Em 1509, o italiano Luca Pacioli publicou um livro intitulado "Da Divina Proporção", ilustrado por ninguém menos do que Leonardo da Vinci. Era um livro de matemática, dedicado ao número (1+√5)/2, chamado "razão áurea", cujas propriedades fascinavam Pacioli (e muitos outros, antes e depois). Mas acabou ficando mais famoso por ter dado origem à teoria de que a razão áurea teria um papel crucial na estética e na arte. Não era a intenção do autor, mas a coisa boa é que essa teoria terminou inspirando alguns grandes artistas, como o nosso Cândido Portinari.
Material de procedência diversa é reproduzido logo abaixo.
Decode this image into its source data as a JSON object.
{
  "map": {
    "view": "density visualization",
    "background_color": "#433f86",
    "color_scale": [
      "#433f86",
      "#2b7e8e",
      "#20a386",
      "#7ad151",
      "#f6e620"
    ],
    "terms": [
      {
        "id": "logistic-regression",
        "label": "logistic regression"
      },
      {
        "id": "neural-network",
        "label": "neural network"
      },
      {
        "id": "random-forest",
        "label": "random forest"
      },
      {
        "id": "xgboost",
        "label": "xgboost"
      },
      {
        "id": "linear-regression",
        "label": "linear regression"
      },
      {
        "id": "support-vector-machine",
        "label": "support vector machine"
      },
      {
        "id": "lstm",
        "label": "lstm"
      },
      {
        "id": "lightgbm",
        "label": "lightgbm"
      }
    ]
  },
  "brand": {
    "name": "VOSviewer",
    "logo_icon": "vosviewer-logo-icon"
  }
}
A descoberta de uma relação direta entre a razão áurea e os números de Fibonacci, apontada em 1611 pelo astrônomo Johannes Kepler, ainda acentuou mais esse mito de que a conexão entre a arte e a matemática passa primariamente pela razão áurea. A verdade é que as pontes entre esses dois domínios da atividade humana são muito mais diversas e profundas, e a melhor prova disso é dada pela Bridges, uma grande conferência internacional dedicada, precisamente, a explorar as conexões entre o mundo matemático e o mundo artístico.
A Bridges teve início em 1998, por iniciativa do matemático Reza Sarhangi, que organizou a primeira edição em Winfield, no estado americano do Kansas. De então para cá, ela vem acontecendo anualmente, em diferentes cidades à volta do mundo: a edição 2025 foi realizada em Eindhoven, na Holanda, e em 2026 está programada para 5 a 8 de agosto, na cidade irlandesa de Galway.